In Origins Of The Bill Of Rights, Leonard W. Levy wrote, "Freedom was mainly a product of New World conditions." Those conditions, as Thomas Jefferson so ably and famously wrote in the Declaration of Independence, were, "Life, liberty, and the pursuit of happiness." These were 18th century words for freedom, and embryonic conditions for which all of the 56 signers of the Declaration of Independence (July 4, 1776), which we celebrate in America this week, put their lives AND liberties on the line to give birth to.

A decade later, America's Bill of Rights, which became the first ten amendments of the U.S. Constitution, clearly had its origins in a hundred-year-old English document with the same name. But the English Bill of Rights was created in a world that perpetuated the divine right of kings.

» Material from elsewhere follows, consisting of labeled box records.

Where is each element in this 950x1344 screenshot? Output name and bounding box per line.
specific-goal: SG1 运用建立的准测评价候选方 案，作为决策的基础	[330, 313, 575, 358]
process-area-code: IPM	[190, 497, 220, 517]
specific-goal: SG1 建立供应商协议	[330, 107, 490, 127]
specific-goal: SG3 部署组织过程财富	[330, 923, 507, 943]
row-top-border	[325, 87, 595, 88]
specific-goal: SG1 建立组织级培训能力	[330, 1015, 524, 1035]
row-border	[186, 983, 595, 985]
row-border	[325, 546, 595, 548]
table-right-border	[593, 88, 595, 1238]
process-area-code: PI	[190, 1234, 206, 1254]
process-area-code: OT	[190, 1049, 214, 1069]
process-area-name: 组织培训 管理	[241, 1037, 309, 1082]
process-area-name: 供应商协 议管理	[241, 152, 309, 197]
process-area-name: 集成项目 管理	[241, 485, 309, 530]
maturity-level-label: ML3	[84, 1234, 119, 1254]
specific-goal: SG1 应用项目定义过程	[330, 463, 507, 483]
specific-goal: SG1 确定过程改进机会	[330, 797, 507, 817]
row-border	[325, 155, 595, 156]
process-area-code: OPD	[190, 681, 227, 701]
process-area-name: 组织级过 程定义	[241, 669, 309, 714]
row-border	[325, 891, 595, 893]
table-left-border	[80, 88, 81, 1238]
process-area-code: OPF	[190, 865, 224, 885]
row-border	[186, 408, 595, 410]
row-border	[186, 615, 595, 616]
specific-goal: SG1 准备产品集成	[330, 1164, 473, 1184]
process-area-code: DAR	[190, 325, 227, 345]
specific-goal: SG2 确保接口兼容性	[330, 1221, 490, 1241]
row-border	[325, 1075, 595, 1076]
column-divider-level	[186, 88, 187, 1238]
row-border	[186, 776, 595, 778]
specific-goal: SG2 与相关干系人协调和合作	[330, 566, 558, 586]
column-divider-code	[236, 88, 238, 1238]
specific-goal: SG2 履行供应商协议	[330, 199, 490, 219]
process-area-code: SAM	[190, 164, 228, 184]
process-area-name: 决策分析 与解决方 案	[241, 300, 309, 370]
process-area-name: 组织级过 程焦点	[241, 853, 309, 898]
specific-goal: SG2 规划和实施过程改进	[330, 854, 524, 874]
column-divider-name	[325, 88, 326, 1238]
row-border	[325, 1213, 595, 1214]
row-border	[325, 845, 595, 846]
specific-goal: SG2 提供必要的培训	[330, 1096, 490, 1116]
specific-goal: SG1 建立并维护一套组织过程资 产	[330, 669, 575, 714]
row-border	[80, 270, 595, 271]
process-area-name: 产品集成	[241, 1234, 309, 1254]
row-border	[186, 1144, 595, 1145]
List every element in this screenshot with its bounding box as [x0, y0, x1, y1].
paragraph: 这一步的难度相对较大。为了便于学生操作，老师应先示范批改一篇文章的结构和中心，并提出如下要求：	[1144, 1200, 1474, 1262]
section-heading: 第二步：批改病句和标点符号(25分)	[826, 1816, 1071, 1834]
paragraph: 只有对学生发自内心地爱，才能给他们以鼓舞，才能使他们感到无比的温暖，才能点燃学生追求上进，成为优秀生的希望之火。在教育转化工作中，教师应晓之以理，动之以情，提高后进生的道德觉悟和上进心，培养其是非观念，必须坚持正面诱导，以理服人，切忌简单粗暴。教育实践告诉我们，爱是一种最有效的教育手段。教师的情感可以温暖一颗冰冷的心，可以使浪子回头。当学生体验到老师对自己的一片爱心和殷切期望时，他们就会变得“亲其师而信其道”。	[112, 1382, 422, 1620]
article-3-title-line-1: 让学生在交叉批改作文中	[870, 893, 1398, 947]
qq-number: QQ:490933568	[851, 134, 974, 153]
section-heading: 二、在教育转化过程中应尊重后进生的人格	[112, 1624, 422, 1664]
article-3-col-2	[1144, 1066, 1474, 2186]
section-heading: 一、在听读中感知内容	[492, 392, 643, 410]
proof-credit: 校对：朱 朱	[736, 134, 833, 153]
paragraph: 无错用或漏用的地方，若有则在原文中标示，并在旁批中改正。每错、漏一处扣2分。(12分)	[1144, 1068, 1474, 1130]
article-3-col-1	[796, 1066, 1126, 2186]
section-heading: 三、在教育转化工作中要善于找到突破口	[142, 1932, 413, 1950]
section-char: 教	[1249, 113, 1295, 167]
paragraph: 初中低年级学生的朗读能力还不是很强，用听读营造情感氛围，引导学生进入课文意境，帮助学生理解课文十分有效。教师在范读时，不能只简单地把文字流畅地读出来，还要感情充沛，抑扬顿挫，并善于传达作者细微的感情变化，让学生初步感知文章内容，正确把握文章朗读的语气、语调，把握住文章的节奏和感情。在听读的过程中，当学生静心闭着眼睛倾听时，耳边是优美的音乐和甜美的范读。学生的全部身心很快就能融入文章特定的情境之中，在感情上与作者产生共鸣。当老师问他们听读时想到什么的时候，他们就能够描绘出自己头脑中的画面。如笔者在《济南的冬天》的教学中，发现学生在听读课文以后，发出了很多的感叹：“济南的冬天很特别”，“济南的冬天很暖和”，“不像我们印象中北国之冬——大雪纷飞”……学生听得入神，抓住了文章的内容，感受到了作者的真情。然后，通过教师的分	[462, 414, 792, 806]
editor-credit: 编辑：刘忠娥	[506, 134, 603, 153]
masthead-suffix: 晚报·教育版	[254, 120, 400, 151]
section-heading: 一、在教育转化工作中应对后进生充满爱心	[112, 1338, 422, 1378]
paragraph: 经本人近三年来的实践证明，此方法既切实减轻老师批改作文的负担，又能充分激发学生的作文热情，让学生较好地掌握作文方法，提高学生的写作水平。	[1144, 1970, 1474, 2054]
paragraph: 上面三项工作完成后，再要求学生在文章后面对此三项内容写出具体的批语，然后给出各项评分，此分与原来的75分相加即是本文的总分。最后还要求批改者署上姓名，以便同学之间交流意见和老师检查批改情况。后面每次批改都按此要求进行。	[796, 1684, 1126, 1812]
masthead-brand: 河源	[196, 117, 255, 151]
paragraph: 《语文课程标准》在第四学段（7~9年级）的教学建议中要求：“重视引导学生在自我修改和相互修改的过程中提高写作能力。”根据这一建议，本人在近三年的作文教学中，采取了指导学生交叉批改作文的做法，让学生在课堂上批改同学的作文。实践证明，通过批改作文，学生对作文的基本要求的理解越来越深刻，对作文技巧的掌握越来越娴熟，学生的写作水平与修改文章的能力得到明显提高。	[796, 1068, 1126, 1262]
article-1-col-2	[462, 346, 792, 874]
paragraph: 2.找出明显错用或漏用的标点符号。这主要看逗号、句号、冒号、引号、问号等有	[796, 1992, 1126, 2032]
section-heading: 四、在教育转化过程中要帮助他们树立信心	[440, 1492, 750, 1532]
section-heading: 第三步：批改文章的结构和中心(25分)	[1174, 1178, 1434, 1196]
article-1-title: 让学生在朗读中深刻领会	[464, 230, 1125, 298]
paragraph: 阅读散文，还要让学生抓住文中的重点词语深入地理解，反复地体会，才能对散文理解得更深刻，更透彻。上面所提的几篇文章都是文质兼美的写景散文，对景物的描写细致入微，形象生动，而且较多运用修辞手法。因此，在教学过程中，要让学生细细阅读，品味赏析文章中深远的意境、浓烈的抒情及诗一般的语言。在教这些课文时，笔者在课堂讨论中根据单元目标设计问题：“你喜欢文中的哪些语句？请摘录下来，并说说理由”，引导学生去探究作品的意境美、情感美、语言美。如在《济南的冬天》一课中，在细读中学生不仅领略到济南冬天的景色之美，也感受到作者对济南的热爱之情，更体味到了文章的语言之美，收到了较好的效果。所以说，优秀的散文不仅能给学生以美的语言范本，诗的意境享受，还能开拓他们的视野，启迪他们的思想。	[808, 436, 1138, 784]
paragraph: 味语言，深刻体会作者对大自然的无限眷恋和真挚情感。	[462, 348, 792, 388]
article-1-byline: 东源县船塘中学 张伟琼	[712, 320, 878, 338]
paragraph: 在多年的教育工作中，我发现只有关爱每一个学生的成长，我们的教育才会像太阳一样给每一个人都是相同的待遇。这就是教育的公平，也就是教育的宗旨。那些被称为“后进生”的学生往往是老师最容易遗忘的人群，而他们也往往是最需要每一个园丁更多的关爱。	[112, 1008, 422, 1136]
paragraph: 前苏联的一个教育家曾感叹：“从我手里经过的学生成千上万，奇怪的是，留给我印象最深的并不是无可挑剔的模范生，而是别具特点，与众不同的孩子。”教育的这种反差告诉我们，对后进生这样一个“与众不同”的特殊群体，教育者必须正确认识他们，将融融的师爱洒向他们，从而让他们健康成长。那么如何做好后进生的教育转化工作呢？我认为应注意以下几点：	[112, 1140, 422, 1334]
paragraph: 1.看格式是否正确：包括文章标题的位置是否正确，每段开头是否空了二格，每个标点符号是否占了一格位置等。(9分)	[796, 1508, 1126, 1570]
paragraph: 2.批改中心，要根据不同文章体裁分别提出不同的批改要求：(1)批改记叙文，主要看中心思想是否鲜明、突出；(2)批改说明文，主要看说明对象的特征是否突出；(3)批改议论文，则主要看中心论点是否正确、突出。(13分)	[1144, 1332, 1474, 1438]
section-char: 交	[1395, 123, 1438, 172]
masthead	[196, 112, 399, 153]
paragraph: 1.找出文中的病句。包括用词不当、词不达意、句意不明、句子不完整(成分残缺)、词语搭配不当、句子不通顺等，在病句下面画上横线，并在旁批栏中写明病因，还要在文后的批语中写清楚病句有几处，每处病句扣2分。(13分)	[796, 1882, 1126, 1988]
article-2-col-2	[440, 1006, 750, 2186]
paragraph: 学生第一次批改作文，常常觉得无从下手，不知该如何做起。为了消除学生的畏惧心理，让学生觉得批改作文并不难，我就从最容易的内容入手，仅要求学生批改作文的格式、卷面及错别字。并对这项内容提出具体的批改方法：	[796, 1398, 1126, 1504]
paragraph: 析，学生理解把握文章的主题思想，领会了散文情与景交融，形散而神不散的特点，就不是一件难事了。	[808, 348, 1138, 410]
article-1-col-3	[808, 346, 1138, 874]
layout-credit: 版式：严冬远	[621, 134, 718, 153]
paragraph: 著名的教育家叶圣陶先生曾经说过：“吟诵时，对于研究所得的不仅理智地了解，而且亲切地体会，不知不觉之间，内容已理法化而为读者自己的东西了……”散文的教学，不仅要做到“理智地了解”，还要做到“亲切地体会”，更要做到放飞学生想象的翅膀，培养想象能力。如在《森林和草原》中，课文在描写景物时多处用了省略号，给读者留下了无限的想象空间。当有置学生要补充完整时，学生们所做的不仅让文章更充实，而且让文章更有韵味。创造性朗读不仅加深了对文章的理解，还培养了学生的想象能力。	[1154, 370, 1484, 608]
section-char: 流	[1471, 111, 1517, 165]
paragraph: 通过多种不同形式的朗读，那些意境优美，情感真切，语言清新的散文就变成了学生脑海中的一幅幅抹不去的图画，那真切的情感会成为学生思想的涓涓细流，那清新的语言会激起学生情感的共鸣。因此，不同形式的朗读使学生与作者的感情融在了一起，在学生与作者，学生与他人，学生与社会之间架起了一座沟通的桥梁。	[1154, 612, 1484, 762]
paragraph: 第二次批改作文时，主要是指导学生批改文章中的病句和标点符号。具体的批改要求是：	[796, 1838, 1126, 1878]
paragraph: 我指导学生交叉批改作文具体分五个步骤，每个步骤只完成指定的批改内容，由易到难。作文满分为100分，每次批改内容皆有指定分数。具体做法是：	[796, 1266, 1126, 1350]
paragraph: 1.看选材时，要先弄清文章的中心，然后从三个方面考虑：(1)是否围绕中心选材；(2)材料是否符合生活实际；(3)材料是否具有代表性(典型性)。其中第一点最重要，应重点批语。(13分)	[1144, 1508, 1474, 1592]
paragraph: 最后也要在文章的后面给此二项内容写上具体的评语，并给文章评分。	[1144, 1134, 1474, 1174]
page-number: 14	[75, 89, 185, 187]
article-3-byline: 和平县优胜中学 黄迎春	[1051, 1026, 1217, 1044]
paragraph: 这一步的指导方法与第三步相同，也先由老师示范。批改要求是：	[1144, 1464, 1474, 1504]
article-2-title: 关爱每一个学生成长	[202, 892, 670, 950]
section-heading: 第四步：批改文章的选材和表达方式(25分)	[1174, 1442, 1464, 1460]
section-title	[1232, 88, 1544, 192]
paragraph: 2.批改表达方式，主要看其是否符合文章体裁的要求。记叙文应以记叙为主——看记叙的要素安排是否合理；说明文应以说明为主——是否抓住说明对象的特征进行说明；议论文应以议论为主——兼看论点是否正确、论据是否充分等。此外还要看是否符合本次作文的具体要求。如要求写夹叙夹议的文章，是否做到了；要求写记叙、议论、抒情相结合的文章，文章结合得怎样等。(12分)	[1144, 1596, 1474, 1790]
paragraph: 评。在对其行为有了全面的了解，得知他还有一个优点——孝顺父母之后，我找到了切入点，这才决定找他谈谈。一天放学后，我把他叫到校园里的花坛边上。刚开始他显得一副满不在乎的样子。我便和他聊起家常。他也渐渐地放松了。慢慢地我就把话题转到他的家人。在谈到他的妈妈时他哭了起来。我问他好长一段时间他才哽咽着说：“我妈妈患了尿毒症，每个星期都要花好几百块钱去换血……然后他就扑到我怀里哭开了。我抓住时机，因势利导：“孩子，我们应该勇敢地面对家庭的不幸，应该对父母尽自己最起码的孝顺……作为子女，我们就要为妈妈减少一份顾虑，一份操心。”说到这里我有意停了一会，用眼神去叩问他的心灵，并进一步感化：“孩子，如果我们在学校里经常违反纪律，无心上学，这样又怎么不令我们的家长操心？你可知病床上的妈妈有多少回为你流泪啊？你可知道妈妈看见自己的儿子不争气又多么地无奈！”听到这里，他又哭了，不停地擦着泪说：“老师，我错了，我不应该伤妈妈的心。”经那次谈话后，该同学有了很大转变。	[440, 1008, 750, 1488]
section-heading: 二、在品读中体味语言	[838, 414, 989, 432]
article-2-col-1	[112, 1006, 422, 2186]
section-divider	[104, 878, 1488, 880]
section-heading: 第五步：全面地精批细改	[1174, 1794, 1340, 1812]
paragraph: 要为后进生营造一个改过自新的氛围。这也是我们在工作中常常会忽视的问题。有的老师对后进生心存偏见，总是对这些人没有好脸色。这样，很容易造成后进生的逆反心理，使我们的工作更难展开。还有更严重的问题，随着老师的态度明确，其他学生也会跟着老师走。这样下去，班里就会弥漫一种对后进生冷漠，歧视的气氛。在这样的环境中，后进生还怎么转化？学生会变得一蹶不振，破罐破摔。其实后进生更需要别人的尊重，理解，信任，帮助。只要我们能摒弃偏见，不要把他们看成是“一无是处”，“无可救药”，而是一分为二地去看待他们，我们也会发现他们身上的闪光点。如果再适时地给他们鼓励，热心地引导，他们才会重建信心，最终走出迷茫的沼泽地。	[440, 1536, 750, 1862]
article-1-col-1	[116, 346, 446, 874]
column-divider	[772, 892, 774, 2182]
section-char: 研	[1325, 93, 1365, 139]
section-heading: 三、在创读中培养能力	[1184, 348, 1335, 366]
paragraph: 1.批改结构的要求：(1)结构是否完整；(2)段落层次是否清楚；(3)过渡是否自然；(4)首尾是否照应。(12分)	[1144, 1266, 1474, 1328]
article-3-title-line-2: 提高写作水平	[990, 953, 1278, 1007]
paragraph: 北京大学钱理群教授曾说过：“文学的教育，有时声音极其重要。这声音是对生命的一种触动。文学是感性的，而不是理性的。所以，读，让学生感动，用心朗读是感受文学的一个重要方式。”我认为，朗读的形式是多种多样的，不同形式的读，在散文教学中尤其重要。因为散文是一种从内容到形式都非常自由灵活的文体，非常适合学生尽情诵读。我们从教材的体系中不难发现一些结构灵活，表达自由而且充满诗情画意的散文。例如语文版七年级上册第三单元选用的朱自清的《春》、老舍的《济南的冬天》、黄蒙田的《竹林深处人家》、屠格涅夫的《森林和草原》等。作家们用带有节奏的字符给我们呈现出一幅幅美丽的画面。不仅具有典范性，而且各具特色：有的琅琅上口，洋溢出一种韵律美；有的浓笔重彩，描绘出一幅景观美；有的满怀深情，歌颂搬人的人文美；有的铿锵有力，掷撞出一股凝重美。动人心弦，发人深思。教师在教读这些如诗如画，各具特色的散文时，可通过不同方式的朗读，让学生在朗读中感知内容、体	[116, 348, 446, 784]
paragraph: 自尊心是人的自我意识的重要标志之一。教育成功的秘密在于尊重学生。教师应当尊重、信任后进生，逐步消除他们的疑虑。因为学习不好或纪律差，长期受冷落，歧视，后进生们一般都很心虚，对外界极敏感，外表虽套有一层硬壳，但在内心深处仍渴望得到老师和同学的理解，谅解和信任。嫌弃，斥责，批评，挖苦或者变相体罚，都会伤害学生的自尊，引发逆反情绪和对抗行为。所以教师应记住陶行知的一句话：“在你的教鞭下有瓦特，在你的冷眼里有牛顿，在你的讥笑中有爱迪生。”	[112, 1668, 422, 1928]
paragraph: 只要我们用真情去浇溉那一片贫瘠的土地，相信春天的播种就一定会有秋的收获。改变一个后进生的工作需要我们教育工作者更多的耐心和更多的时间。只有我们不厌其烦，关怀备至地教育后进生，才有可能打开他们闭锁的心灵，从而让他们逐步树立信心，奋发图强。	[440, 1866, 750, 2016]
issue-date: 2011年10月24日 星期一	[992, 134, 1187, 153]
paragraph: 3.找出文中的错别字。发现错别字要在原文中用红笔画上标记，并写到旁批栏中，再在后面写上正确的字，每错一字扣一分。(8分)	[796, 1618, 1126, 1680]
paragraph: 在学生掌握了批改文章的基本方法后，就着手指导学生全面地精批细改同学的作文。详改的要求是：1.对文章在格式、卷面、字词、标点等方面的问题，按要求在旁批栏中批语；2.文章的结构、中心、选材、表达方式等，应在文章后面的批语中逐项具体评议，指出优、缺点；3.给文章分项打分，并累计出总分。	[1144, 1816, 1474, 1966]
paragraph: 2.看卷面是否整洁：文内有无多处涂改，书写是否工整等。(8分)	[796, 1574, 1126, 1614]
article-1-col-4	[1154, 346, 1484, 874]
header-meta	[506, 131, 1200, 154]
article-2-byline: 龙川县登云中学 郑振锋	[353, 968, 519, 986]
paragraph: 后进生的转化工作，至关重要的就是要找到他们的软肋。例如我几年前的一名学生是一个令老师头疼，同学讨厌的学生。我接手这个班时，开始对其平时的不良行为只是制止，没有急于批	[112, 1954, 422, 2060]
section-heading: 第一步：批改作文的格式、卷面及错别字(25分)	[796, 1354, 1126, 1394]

The American document, holding the New World's concept of personal rights and liberty, wasn't perfected to the Founders' satisfaction until it perpetuated rights that were, as John Dickinson had declared two decades earlier in 1766, "...born with us, exists with us, and cannot be taken from us by any human power without taking our lives." Take that, you kings!

Two hundred years after Dickinson, philosopher, novelist, and prolific defender of capitalism, Ayn Rand wrote, "The most profoundly revolutionary achievement of the United States of America was the subordination of society to moral law." To Rand, moral law is made manifest by individual rights. And even though the seed of the American experiment can be found in English common law, Rand still considered the United States "the first moral society in history."

Freedom And Entrepreneurialism
In 1999, the Kauffman Center for Entrepreneurial Leadership, in concert with other groups, conducted a global study on entrepreneurialism. Their findings revealed that there was a direct link between rate of new business start-ups and a country's economic growth. The study also revealed that, among the many factors that contribute to entrepreneurialism, perhaps the most critical is "a set of social and cultural values, along with appropriate social, economic and political institutions, that legitimatize and encourage the pursuit of entrepreneurial opportunity." Freedom.

In countries ranking high in the study's analysis, entrepreneurialism is an integral and accepted feature of economic and personal life. Of the ten industrialized nations studied, the United States ranked number one in terms of entrepreneurialism. Study coordinator, Paul Reynolds, said there is "conclusive evidence that promoting entrepreneurialism and enhancing the entrepreneurial dynamic of a country should be an integral element of any government's commitment to boosting economic well being." Freedom.

Entrepreneurs, by definition, take risks. Without the freedom to own and enjoy the fruits of such risks, why take them? Thank you, Henry II.

And thank you, Founders. Without your vision, courage, passion, and sacrifice, plus all who rallied to your cry to give birth to the New World definition of freedom, it is doubtful that entrepreneurialism as we know it would exist. And if capitalism is the economic lever of democracy, entrepreneurialism is the force that renews the strength and reliability of that lever for each new generation.

Write this on a rock... We began with freedom: Freedom to dream and to try; Freedom to succeed and to fail; Freedom to own and to enjoy; Freedom to accumulate and to pass on to the next generation. We began with freedom, and entrepreneurialism was born. We began with freedom, and capitalism was made to flourish. We began with freedom, and the world is the better for it.